PATH Intl. Strides, the association’s quarterly magazine, has published stories on research studies affiliated with its centers. The Spring 2011 issue was dedicated to research, featuring the results of a pilot study conducted by Colorado Therapeutic Riding Center, a PATH Intl. Premier Accredited Center (PAC) in Longmont, and Children’s Hospital in Denver on using therapeutic riding as an intervention for individuals with autism spectrum disorder. Another article reported on the research partnership between HorsePower Therapeutic Learning Center, a PAC in Colfax, NC, and the University of North Carolina at Greensboro Department of Communication Sciences and Disorders to study the benefits of EAAT on the cognitive impairments associated with traumatic brain injury when paired with traditional treatments.

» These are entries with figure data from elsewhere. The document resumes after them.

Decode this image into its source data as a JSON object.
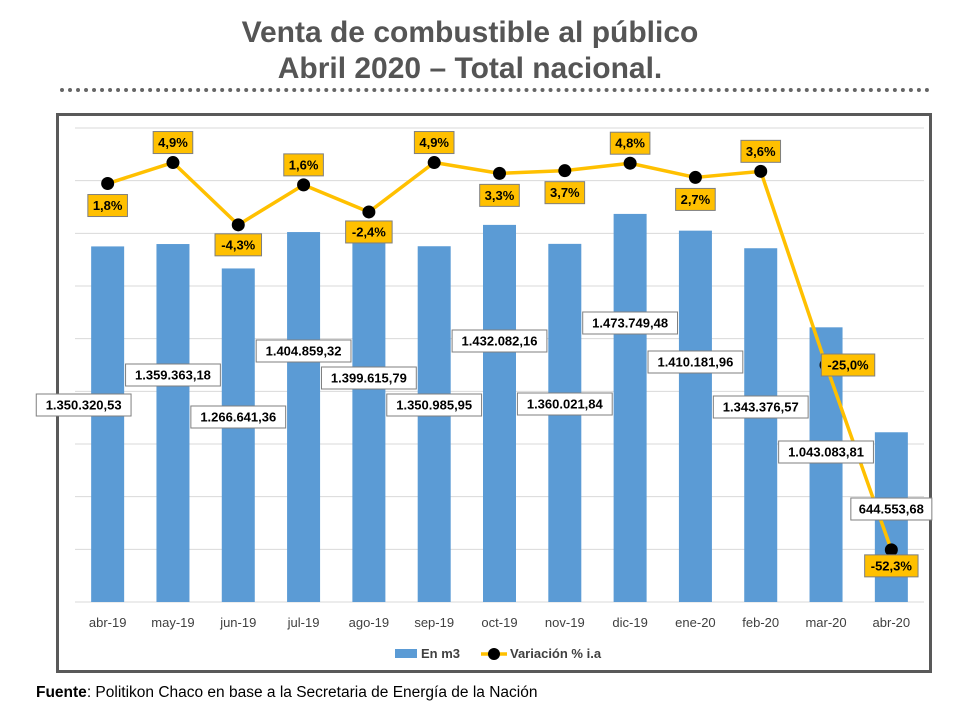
{
  "header": {
    "title_line1": "Venta de combustible al público",
    "title_line2": "Abril 2020 – Total nacional."
  },
  "source": {
    "label": "Fuente",
    "text": ": Politikon Chaco en base a la Secretaria de Energía de la Nación"
  },
  "colors": {
    "bar": "#5b9bd5",
    "line": "#ffc000",
    "marker": "#000000",
    "label_bg": "#ffc000"
  },
  "chart_data": {
    "type": "bar",
    "categories": [
      "abr-19",
      "may-19",
      "jun-19",
      "jul-19",
      "ago-19",
      "sep-19",
      "oct-19",
      "nov-19",
      "dic-19",
      "ene-20",
      "feb-20",
      "mar-20",
      "abr-20"
    ],
    "series": [
      {
        "name": "En m3",
        "type": "bar",
        "values": [
          1350320.53,
          1359363.18,
          1266641.36,
          1404859.32,
          1399615.79,
          1350985.95,
          1432082.16,
          1360021.84,
          1473749.48,
          1410181.96,
          1343376.57,
          1043083.81,
          644553.68
        ],
        "labels": [
          "1.350.320,53",
          "1.359.363,18",
          "1.266.641,36",
          "1.404.859,32",
          "1.399.615,79",
          "1.350.985,95",
          "1.432.082,16",
          "1.360.021,84",
          "1.473.749,48",
          "1.410.181,96",
          "1.343.376,57",
          "1.043.083,81",
          "644.553,68"
        ]
      },
      {
        "name": "Variación % i.a",
        "type": "line",
        "values": [
          1.8,
          4.9,
          -4.3,
          1.6,
          -2.4,
          4.9,
          3.3,
          3.7,
          4.8,
          2.7,
          3.6,
          -25.0,
          -52.3
        ],
        "labels": [
          "1,8%",
          "4,9%",
          "-4,3%",
          "1,6%",
          "-2,4%",
          "4,9%",
          "3,3%",
          "3,7%",
          "4,8%",
          "2,7%",
          "3,6%",
          "-25,0%",
          "-52,3%"
        ]
      }
    ],
    "ylim": [
      0,
      1800000
    ],
    "y2lim": [
      -60,
      10
    ],
    "grid": true,
    "legend_position": "bottom"
  }
}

Simply put, lives are changed through interaction with horses, and research is beginning to substantiate the stories of people like Carly. Carly is not the only one. Visit the PATH Intl. website to read the research articles in Strides and to read the inspiring stories of other individuals whose lives have been changed and enriched by the equines with whom they partner.
About PATH Intl.:
In 1969 the Professional Association of Therapeutic Horsemanship International (PATH Intl.) was formed by individuals in the United States who were already providing quality services. They identified the need to organize and founded the association to promote safety and optimal outcomes for participants.
As a result, PATH Intl. centers and professionals insist upon safety and focus on possibilities. This commitment to offering the safest possible experience is the reason medical professionals, organizations and families seek out and trust PATH Intl. members with the well-being of their loved ones.
With more than 850 member centers, 54,272 children and adults find a sense of independence through involvement with horses. There are nearly 45,000 volunteers, 4,397 instructors, 6,343 equines and thousands of contributors from all over the world making a difference in people’s lives at PATH Intl. Centers.